Metro Morning

Markham medical marijuana company bracing for legalization boom

Medical marijuana manufacturer MedReleaf says growing demand has prompted the company to expand, opening a new facility in Bradford, Ont., four times the size of its current plant.

MedReleaf says demand for marijuana justifies expansion to facility 4 times the size of existing plant

MedReleaf employees work to trim the harvest marijuana plants, removing all of the leaves to ensure only the bud of the plant is dried and distributed for patient use. (Amanda Grant/CBC)

Medical marijuana manufacturer MedReleaf says growing demand has prompted the company to expand, with plans to open a new facility in Bradford, Ont., four times the size of its current plant.

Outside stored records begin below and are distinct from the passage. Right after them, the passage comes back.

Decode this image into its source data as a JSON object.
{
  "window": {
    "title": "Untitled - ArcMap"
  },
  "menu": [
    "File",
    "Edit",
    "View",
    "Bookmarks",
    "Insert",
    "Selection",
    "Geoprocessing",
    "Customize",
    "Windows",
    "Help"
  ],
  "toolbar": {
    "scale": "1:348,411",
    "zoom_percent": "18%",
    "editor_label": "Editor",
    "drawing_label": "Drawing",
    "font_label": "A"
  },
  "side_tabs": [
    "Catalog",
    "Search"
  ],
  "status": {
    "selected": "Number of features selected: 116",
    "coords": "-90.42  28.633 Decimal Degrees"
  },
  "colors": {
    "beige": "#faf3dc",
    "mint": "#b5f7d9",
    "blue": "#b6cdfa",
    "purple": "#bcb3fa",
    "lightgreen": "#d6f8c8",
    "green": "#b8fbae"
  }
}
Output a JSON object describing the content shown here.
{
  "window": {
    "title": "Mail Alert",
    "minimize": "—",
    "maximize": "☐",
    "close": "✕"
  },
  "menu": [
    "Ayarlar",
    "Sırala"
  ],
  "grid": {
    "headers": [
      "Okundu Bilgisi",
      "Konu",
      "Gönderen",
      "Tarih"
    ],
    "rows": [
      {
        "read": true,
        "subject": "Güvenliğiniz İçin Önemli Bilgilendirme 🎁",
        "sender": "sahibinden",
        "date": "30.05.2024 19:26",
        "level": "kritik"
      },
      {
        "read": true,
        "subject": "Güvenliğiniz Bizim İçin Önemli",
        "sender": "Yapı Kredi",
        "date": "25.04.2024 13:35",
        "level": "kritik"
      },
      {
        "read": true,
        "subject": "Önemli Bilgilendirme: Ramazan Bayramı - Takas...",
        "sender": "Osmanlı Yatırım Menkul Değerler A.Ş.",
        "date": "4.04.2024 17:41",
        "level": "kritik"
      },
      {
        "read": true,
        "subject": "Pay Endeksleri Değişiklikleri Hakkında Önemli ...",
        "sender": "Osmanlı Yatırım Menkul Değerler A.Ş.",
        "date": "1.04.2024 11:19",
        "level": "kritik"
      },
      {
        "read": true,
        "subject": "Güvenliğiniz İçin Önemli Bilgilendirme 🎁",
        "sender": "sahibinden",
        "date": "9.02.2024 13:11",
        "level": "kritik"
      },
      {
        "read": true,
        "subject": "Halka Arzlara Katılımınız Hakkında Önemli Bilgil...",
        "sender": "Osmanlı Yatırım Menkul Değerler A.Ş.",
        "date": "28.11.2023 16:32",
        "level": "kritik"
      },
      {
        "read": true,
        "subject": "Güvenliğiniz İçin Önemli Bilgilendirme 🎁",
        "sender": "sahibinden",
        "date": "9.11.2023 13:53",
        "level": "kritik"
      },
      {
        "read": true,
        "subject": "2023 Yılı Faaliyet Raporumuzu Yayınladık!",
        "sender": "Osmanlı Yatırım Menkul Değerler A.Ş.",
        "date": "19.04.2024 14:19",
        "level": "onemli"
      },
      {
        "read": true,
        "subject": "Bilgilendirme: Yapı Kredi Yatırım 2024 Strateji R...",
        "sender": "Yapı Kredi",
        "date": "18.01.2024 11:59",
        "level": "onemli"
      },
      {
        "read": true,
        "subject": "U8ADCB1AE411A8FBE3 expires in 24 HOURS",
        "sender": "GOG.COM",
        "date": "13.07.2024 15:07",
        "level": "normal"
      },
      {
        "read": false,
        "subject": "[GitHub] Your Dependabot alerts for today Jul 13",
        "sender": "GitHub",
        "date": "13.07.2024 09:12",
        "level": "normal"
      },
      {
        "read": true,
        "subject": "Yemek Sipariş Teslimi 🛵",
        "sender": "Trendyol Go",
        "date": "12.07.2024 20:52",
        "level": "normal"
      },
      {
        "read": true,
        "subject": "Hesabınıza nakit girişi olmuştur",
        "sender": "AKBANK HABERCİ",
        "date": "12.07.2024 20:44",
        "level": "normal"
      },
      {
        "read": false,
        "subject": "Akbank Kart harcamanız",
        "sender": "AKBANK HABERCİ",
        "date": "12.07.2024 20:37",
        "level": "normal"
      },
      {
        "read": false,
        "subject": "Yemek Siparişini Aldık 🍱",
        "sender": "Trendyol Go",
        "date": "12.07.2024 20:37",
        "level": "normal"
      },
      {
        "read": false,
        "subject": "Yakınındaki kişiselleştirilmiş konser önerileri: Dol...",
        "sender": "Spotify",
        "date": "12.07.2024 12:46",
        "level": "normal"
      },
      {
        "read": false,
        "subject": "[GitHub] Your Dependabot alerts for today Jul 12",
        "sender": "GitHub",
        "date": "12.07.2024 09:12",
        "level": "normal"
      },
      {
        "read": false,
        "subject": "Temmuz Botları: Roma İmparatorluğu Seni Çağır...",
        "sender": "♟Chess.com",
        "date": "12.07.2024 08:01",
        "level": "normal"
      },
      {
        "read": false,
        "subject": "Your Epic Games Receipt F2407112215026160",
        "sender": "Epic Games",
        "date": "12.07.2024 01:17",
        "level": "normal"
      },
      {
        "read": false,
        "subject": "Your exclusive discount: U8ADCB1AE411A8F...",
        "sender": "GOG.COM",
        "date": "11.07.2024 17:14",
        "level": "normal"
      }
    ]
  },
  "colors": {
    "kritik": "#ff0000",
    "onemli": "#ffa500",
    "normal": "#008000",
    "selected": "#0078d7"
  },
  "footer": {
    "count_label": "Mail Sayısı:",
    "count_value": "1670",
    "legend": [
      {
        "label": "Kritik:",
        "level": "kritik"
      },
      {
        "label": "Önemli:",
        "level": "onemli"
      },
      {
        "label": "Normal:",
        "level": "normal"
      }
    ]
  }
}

"It's an incredibly exciting time for us," said Darren Karasiuk, vice president of strategy with MedReleaf. "It really speaks to the growth of the industry." 

A closer look at a budding business, take a tour of a medical marijuana manufacturing facility in Markham, Ont. 2:18

The Markham-based company is one of 38 legally licensed medical marijuana producers operating under Health Canada regulations. That means Health Canada regularly visits the facility, testing the product, surveying security footage, and ensuring the drug is being handled like any other legal pharmaceutical.

The company sends patients with verified documentation marijuana in the mail, offering a variety of strains targeting different symptoms. 

Right now, the company operates out of a 50,000 square-foot building in an industrial park in Markham. But soon, the company will see that footprint grow to over 250,000 square feet. 

Karasiuk says the expansion will see the addition of 350 employees, including 250 full time positions in the grow rooms, trimming rooms and research departments of the company. All 350 of those jobs will come with salaries above minimum wage, with full benefits packages and bonuses, Karasiuk said. 

Large bins full of harvested marijuana buds circulate through the facility as they move from the trimming room to the drying room, to the packaging plant. At each stage the bin is weighed to ensure all of the plants are accounted for at all times. (Amanda Grant/CBC)

The town of Bradford has been working closely with MedReleaf on the expansion, and though the business may be unconventional to some, the town welcomes the new employer to the region. 

"We had a large industrial building that was ready to be occupied and their operation was a good fit," said Geoff McKnight, chief administrative officer for Bradford West Gwillimbury. "It would restore jobs that had been lost ... and at the end of the day our council saw this as a pharmaceutical business just like any other." 

Stigma of working in marijuana industry

Karasiuk himself is new to the company. He joined the team six months ago after leaving a position with Deloitte. Though it may seem like an unconventional career-change, Karasiuk says it was a smart decision. 

Darren Karasiuk was working with Deloitte last year before joining the MedReleaf team, a move he says ensures he's working in an innovative, cutting-edge work environment. (Paul Borkwood/CBC)

"More and more people are recognizing, not only the industry, but Canada's unique position in this, because we really are ahead of the world." 

Adam Noyek has been with MedReleaf from the beginning, when the company was considered a start-up back in 2014. He says he's seen a considerable shift over the past three years with people growing more accepting of the industry. 

"There's so many misconceptions," said Noyek, MedReleaf's director of business planning. 

"I do think there was a stigma ... certainly when it came to recruiting new staff, I don't think they really got the full picture until they came here, saw our facility, saw what we were trying to do."

Rows of medical marijuana plants glow in the yellow lights of one of MedReleaf's multiple grow rooms. Each room contains thousands of plants at different stages of maturity. (Amanda Grant/CBC)

It was important to get people on board with the idea early, as the company focuses on recruiting top talent in fields like plant and molecular biology, as well as food science, to help them develop different strains of marijuana, and ensure the plants grow in the best possible climate and at the best possible rate. 

Company grows with promise of legalization

MedReleaf's expansion is partly thanks to growing demand for medical marijuana in Canada, but it's also a move to prepare the company for legalization and development of the recreational market. Prime Minister Justin Trudeau's Liberal government has said it will table legislation to legalize marijuana in the the spring of 2017.

"The recreational market is going to be some place between a $5 billion and $8 billion market on dried product alone, upwards of $22 billion when you factor in all of the other ancillary pieces," Karasiuk said. 

When asked if MedReleaf could one day have free-standing stores selling marijuana to recreational users Karasiuk says nothing is off the table. 

"What's most important, though, in our view, is that whatever that retail environment is ...  that it provides us the ability to communicate to the adult consumer in an effective manner where it's safe and secure ... just as you find in most alcohol-type distribution."